Paravent de cèdre, 1968

Bill Reid, Cedar Screen (Paravent de cèdre), 1968
Bois de cèdre rouge, lamellé, 210 x 190 x 14,6 cm
Musée royal de la Colombie-Britannique, Victoria

En 1968, le British Columbia Provincial Museum (aujourd’hui le Musée royal de la Colombie-Britannique) à Victoria commande à Bill Reid la création de Paravent de cèdre, un grand panneau sculpté en cèdre rouge lamellé. L’œuvre représente un enchevêtrement complexe de relations humaines et animales tirées de récits haïdas et reflétant l’aspect dynamique de la vie quotidienne et de la pratique culturelle de cette nation. En partant du coin supérieur gauche et allant vers la droite, on voit le corbeau (Xhuuya) leurrer le pêcheur Nanasimgit et un épaulard; le loup marin serrer une baleine entre ses dents; l’aigle et la grenouille; mais aussi l’histoire de la mère ourse avec les oursons, le chasseur, le papa ours, le chien du chasseur et la maman ourse sous sa forme humaine. Près du centre se trouve le pêcheur, hameçon à flétan, ou yagw taawaay, à la main, juché sur son coffret à flétans. Les coffrets haïdas de ce genre contiennent des objets importants de valeur cérémoniale.

 

Bill Reid, Nanasimgit and His Wife (Nanasimgit et sa femme), 1983, lithographie offset, 55,9 x 64 cm, collection Bill Reid de l’Université Simon Fraser, Vancouver.

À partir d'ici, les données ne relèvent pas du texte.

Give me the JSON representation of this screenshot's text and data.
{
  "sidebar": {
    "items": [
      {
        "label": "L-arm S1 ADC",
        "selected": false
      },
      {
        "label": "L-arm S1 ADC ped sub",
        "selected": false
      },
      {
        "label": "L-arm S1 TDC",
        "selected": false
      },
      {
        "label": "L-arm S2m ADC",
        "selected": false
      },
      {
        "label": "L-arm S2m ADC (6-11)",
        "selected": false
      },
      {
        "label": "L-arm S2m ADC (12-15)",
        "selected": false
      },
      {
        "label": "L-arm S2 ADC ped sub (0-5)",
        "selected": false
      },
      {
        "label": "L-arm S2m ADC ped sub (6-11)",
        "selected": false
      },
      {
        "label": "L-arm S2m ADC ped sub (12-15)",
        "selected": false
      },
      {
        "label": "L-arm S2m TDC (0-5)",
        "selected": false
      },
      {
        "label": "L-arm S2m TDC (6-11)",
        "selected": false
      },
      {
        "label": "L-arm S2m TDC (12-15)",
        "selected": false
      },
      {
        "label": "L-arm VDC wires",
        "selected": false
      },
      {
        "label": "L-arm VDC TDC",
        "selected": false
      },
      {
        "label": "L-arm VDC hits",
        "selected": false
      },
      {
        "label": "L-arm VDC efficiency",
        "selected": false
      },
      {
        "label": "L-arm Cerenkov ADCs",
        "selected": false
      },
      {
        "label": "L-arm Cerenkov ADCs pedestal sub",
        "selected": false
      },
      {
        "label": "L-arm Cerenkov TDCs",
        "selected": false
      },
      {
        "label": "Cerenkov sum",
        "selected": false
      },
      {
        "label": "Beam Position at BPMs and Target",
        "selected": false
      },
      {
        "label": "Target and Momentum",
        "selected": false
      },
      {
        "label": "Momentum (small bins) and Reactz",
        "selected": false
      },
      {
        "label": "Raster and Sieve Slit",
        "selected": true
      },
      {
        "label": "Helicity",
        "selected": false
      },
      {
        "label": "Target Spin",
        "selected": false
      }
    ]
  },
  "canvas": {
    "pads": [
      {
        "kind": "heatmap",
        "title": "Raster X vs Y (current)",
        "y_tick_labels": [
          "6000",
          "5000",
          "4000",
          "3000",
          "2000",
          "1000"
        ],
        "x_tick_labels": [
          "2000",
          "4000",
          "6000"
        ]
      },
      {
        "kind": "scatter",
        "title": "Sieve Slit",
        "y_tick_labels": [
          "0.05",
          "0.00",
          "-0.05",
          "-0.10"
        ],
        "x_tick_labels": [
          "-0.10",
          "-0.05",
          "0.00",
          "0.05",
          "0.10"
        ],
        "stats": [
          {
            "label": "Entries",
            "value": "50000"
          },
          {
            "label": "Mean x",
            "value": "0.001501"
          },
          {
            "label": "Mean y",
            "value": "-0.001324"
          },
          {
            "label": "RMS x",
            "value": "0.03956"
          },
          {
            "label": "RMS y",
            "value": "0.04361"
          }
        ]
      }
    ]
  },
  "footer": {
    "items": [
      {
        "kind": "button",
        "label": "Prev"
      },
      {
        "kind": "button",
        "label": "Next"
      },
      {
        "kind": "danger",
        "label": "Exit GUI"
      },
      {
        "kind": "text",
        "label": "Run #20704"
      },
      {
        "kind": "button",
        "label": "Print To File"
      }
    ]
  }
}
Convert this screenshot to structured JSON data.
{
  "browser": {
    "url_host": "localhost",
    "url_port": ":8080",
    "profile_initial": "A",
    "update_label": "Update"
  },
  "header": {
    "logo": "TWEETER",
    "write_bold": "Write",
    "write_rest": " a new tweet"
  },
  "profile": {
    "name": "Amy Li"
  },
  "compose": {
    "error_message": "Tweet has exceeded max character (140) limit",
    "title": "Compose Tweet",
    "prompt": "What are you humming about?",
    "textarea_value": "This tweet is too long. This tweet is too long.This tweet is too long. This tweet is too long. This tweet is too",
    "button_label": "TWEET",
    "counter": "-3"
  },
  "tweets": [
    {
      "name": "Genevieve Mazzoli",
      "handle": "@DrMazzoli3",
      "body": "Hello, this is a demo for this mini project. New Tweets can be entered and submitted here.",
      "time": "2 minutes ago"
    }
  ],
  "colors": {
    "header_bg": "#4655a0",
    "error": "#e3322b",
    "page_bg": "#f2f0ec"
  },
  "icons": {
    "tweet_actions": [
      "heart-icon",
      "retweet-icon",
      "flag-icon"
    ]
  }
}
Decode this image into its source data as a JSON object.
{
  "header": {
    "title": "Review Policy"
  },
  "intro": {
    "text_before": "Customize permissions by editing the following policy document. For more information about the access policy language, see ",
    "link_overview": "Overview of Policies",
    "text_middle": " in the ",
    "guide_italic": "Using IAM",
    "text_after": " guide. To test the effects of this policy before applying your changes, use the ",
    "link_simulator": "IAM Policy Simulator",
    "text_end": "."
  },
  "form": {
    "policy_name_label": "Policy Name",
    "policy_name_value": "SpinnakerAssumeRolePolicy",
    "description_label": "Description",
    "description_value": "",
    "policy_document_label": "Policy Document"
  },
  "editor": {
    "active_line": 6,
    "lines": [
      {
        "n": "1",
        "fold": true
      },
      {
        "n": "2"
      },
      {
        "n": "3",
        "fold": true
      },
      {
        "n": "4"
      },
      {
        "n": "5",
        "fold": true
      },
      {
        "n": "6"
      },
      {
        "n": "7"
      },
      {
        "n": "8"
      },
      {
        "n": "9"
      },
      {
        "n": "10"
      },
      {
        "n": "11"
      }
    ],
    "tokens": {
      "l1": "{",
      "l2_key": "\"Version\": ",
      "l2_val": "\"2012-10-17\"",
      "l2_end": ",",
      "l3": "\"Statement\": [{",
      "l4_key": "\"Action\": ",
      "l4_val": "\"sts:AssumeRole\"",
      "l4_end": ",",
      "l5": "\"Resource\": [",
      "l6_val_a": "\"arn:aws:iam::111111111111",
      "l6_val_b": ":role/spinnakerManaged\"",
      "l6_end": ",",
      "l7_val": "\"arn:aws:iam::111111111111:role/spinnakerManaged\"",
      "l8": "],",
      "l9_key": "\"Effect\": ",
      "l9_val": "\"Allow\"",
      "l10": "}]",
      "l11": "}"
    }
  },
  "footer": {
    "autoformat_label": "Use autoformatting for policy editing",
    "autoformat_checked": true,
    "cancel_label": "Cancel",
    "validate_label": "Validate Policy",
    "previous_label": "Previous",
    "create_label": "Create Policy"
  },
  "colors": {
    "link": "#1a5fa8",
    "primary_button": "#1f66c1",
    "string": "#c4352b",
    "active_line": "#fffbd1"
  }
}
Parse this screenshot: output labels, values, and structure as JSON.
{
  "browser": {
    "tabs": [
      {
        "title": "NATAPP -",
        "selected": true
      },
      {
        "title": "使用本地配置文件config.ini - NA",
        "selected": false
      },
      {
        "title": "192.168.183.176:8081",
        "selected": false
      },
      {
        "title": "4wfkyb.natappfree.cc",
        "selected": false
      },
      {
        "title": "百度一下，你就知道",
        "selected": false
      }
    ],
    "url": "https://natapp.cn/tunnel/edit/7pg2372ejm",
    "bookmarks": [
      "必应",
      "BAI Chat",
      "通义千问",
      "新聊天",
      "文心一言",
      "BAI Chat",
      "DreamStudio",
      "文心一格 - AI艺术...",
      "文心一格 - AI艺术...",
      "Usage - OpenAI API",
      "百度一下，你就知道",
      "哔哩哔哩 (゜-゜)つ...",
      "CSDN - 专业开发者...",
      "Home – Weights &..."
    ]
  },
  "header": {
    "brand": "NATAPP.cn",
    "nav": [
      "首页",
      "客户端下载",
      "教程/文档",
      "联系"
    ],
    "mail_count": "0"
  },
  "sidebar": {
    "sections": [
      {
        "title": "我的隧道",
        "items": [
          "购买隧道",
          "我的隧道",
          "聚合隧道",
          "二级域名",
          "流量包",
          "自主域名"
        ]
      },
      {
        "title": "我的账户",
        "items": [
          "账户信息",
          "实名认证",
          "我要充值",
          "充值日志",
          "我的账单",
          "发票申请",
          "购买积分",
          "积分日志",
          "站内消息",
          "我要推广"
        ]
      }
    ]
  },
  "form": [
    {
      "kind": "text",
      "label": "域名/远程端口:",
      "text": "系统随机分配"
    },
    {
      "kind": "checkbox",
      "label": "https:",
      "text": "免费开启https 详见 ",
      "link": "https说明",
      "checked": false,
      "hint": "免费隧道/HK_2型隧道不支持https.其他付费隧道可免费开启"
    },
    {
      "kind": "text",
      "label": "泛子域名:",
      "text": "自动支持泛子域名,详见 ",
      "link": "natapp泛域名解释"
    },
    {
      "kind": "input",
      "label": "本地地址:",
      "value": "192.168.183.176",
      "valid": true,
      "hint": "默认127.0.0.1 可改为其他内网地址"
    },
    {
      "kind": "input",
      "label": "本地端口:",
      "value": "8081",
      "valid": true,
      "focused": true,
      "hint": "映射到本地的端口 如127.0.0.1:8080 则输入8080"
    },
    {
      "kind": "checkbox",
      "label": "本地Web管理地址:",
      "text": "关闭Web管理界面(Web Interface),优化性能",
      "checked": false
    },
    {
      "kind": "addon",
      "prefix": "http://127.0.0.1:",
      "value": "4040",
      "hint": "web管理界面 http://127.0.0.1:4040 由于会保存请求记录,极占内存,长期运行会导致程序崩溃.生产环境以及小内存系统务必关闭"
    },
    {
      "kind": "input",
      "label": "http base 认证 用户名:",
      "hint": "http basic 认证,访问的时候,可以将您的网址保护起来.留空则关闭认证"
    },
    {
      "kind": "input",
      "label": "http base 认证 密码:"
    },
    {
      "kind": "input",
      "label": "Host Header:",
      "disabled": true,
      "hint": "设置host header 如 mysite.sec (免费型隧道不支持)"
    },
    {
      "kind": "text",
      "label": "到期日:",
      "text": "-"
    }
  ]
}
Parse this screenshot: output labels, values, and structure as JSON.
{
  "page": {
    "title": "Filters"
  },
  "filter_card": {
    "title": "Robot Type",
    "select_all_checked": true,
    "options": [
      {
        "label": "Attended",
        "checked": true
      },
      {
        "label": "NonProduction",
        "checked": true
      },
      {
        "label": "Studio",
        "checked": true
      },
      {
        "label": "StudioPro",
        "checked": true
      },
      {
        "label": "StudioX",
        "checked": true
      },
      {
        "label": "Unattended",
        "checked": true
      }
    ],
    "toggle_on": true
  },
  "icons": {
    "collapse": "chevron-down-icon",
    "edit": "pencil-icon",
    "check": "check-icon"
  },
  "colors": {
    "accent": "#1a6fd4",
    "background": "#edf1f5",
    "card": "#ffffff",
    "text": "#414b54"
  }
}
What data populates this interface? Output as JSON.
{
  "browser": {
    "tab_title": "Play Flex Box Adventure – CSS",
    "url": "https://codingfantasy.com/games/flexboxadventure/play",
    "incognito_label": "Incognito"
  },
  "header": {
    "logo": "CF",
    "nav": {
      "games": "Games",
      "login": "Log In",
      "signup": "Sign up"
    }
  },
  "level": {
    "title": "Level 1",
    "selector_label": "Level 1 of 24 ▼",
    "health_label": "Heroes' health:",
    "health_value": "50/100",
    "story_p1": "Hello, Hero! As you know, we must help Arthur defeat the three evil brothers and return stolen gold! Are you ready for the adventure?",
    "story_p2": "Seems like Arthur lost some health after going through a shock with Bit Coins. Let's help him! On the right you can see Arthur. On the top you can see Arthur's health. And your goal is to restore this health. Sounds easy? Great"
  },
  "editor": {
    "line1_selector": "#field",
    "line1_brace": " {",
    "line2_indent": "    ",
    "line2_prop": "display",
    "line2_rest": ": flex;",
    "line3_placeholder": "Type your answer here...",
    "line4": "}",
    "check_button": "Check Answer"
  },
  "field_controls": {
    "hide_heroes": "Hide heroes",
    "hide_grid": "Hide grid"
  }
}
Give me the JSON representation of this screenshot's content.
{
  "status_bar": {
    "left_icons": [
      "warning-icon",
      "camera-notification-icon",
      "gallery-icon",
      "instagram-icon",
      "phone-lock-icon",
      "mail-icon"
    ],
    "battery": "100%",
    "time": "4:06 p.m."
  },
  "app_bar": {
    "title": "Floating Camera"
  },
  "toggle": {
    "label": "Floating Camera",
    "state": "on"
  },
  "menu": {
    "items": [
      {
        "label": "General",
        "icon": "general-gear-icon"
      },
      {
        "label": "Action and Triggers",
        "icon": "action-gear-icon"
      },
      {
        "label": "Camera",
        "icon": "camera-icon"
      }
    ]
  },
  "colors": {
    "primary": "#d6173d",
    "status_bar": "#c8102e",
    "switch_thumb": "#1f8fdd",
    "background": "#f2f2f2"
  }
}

La figure humaine centrale attire particulièrement l’attention. Elle a un lien essentiel avec ses compagnons légendaires et est sans conteste à sa place parmi eux. Pourtant, son orientation et son regard tourné vers l’extérieur la positionnent différemment des autres. Elle regarde vers son public, et même au-delà, en brisant ce qu’on appelle communément le quatrième mur. Pendant que des interactions se produisent tout autour d’elle, elle semble distante tout en surveillant quelque chose qui se trouve sous sa protection. Se prépare-t-elle à sortir d’un enchevêtrement qui la limite? « Ce qu’il y a d’autre dans le coffret », explique Reid à l’époque, « ne convient pas aux sensibilités anglo-saxonnes ». Il s’agit du début de ce que certains critiques ont appelé les « jeux de mots visuels » de Reid par lesquels il innove en inscrivant des significations multiples et ouvertes au sein d’espaces singuliers.

 

Au moment de la création de ce paravent, Reid le qualifie d’« adieu », car, tout de suite après l’avoir terminé, il quitte la Colombie-Britannique pour aller vivre un an en Angleterre. « C’est un long adieu, dit-il. Un adieu aux ancêtres, aux enfants perdus, aux anciens amours ». Sur le plan artistique, il s’agit d’un moment de transition pour Reid et, de l’avis de Martine J. Reid (née en 1945), cela marque le début de sa « phase post-haïda ». Après avoir passé vingt ans profondément immergé dans le style de ses ancêtres, à comprendre et à exécuter des motifs, des styles et des techniques inspirés par les Haïdas, il est « libre d’exprimer sa propre individualité ». À ce moment, l’artiste ne s’attend pas à revenir à ce sujet. Il déclare qu’il s’agit de ses derniers « hommages ».

 

Paravent de cèdre est la première tentative à grande échelle de Reid dans la combinaison de plusieurs récits mythiques sous la forme d’un panneau à relief rectiligne au lieu d’un panneau linéaire ou d’un mât. Il s’agit d’un retour vers les pipes-panneaux en argilite du milieu du dix-neuvième siècle, une époque où les artistes haïdas commencent à créer pour le nouveau marché des souvenirs plutôt que suivant des motivations culturelles locales. Cette période de contact permet à ces artistes d’être très créatifs et ouverts à essayer de nouvelles formes d’expression. Même si Reid s’inspire toujours des formes traditionnelles des panneaux haïdas, dans Paravent de cèdre, il les a mises au carré, s’autorisant à créer davantage d’enchevêtrements et à séduire les idéaux modernistes de l’époque.